Over the next three weeks,The Kilkenny Observer in conjunction with Cois Céim take a closer look at events of the time
The opening salvos of the Civil War had yet to be fired. This did not happen until June 28TH 1922, when the Four Courts in Dublin was bombarded by the National Army. There was military activity in Kilkenny in the last week in April when a large force of Army Executive invaded the city on the Monday night April 25th into Tuesday morning. The citizens were greatly perturbed to find that these forces had taken possession of business and strategic positions throughout the city. Business however continued as usual, people began to gather at an early stage to discuss the situation that had arisen. There was great activity on the part of the invading force. Young men visited various shops commandeering food supplies, cooking utensils, sacks to be used as sand bags, mattresses etc., and were conveyed by lorry to the various premises occupied by them. This was the first indication the public had, that the invaders planned a prolonged stay. It was understood the invading force were made up of various panels from Tipperary, Waterford and Kilkenny. Many of the young men came from Kilkenny city itself. What was it all about was the question passing through the minds of the citizens. Whatever was going to happen would happen at 9 o’clock that evening. The stage being set, developments were not long delayed. At least twelve buildings were occupied by the Executive forces by the early hours of Tuesday morning. The workhouse, the Imperial Hotel, Arthur J.Wilsdon’s premises. The Working men’s club in Kieran Street, the Belfry and Round Tower of St Canice’s Cathedral, Kilkenny Castle, John O’Rourke’s premises in Green Street, Mr John Lacey’s residence at Greens bridge. City Hall, The forge at St Canice’s steps, and the Police barracks in Parliament and John Street.
PREMISES TAKEN OVER
Shortly after 11 0’clock a party of regular soldiers from the Military Barracks marched in the direction of Greens bridge and were soon in action. The first position of the occupying force to be attacked was the residence of Mr John Lacey of Greens bridge. This house to which a licensed bar is attached was recently purchased for a big price from John Kerwick of the Parade by John Cleere of Johns Quay who intended to open the grocery and licensed business there. Without much ado the attack was opened, it did not last very long but such was the intensity of the firing the outside of the house was dotted with bullet marks. The interior also showed evidence of considerable damage from rifle fire. The position was made so hot for the occupants that they surrendered in quick time. They were then made prisoners and taken to the military barracks.

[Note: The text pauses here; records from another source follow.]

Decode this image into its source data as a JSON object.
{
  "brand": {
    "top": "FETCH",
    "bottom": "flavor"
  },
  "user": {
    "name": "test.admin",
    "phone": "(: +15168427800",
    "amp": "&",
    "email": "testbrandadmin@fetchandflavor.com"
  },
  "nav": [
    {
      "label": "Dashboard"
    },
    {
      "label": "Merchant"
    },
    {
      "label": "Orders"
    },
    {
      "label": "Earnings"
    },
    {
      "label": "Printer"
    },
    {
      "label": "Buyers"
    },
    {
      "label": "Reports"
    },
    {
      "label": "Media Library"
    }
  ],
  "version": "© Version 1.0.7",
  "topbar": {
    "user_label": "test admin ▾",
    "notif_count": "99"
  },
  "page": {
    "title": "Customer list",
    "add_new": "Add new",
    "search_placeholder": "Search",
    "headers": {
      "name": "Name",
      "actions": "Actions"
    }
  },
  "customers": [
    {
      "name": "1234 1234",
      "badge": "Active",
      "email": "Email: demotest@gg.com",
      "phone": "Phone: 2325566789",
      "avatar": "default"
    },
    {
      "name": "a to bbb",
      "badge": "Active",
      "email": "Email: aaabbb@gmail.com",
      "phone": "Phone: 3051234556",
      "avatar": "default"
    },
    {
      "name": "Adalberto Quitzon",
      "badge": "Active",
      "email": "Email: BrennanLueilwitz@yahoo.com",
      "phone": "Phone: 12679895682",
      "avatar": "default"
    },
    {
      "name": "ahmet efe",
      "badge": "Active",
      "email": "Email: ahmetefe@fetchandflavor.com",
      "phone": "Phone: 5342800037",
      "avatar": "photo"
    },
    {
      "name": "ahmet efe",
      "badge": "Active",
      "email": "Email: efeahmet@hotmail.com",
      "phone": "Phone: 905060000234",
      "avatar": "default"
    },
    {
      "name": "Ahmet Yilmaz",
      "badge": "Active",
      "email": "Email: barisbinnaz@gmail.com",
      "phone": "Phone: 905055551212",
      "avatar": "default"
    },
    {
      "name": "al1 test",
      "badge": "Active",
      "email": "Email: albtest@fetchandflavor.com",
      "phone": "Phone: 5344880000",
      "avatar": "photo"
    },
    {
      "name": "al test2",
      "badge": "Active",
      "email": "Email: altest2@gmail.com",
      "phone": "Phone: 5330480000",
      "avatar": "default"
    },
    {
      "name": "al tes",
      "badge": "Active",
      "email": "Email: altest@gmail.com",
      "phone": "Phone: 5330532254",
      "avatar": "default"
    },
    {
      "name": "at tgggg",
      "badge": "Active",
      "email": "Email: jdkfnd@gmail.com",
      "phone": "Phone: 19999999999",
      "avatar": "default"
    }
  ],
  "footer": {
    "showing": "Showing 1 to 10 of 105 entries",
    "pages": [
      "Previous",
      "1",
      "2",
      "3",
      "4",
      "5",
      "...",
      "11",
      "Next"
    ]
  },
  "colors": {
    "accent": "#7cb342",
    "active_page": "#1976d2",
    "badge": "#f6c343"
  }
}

The regulars then proceeded to dislodge the occupants of Mr. O’Rourke’s premises at the other side of the bridge. A machine gun was placed in position on Greens bridge and trained on the premises, and almost immediately the place was surrendered and the occupants taken prisoners. After a lull of about an hour, firing between the rival forces was resumed at about 6.30 on Tuesday evening and was continued with great intensity up to about 10.30. During the evening the Executive forces evacuated the City Hall. On resumption of operations regular soldiers attacked John Street Barracks and after a brief but fierce encounter the barracks was surrounded and the occupants taken prisoners. Earlier in the afternoon a regular soldier was wounded in the face, a second regular was wounded during the John street attack by a sniper.

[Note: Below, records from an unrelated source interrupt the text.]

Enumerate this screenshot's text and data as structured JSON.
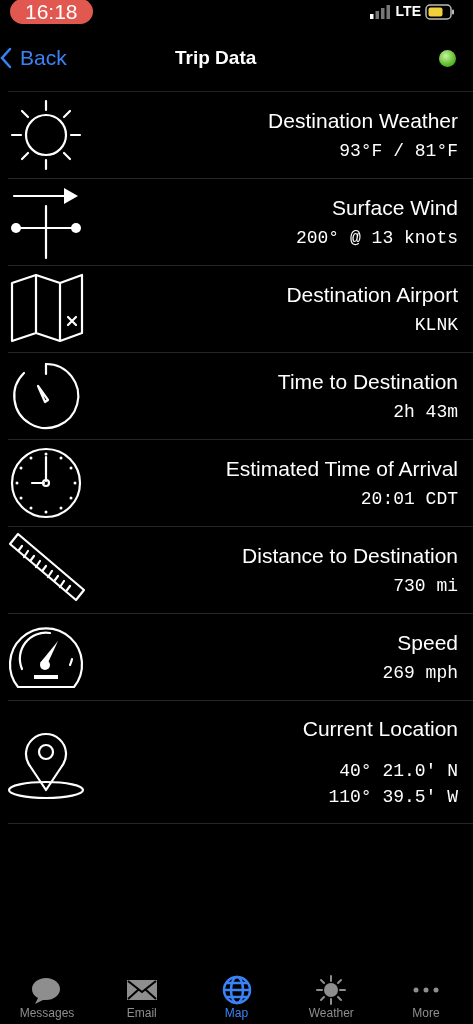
{
  "status_bar": {
    "time": "16:18",
    "network": "LTE"
  },
  "nav": {
    "back": "Back",
    "title": "Trip Data",
    "connected": true
  },
  "rows": [
    {
      "kind": "weather",
      "label": "Destination Weather",
      "values": [
        "93°F / 81°F"
      ]
    },
    {
      "kind": "wind",
      "label": "Surface Wind",
      "values": [
        "200° @ 13 knots"
      ]
    },
    {
      "kind": "map",
      "label": "Destination Airport",
      "values": [
        "KLNK"
      ]
    },
    {
      "kind": "timer",
      "label": "Time to Destination",
      "values": [
        "2h 43m"
      ]
    },
    {
      "kind": "clock",
      "label": "Estimated Time of Arrival",
      "values": [
        "20:01 CDT"
      ]
    },
    {
      "kind": "ruler",
      "label": "Distance to Destination",
      "values": [
        "730 mi"
      ]
    },
    {
      "kind": "speed",
      "label": "Speed",
      "values": [
        "269 mph"
      ]
    },
    {
      "kind": "location",
      "label": "Current Location",
      "values": [
        "40° 21.0' N",
        "110° 39.5' W"
      ]
    }
  ],
  "tabs": [
    {
      "kind": "messages",
      "label": "Messages",
      "selected": false
    },
    {
      "kind": "email",
      "label": "Email",
      "selected": false
    },
    {
      "kind": "map",
      "label": "Map",
      "selected": true
    },
    {
      "kind": "weather",
      "label": "Weather",
      "selected": false
    },
    {
      "kind": "more",
      "label": "More",
      "selected": false
    }
  ]
}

During Tuesday night or early Wednesday, Parliament Barracks , St. Francis Abbey Brewery, and the Workhouse building were evacuated by Executive troops. Many of them succeeded in gaining entrance to the Castle and their comrades. Practically every vantage point around the city was occupied by forces from G.H.Q. and there was considerable sniping including St. Canices’ Tower. Now a rifle shot resounded from the Tower then an answering volley from another point. This continued for hours with an occasional burst of machine gun fire. It was reported on Wednesday that a young Kilkenny lady occupied a position as a sniper.
On Wednesday an incident occurred in High Street, when three young ladies, members of Cumann na mBan were held up by two soldiers as they entered the General Post Office. They were escorted into the Post Office and detained for some time. About to be searched and questioned an officer gave the order for their release. The ladies were Miss Una Egan, Miss Stallard, and Miss Dooley.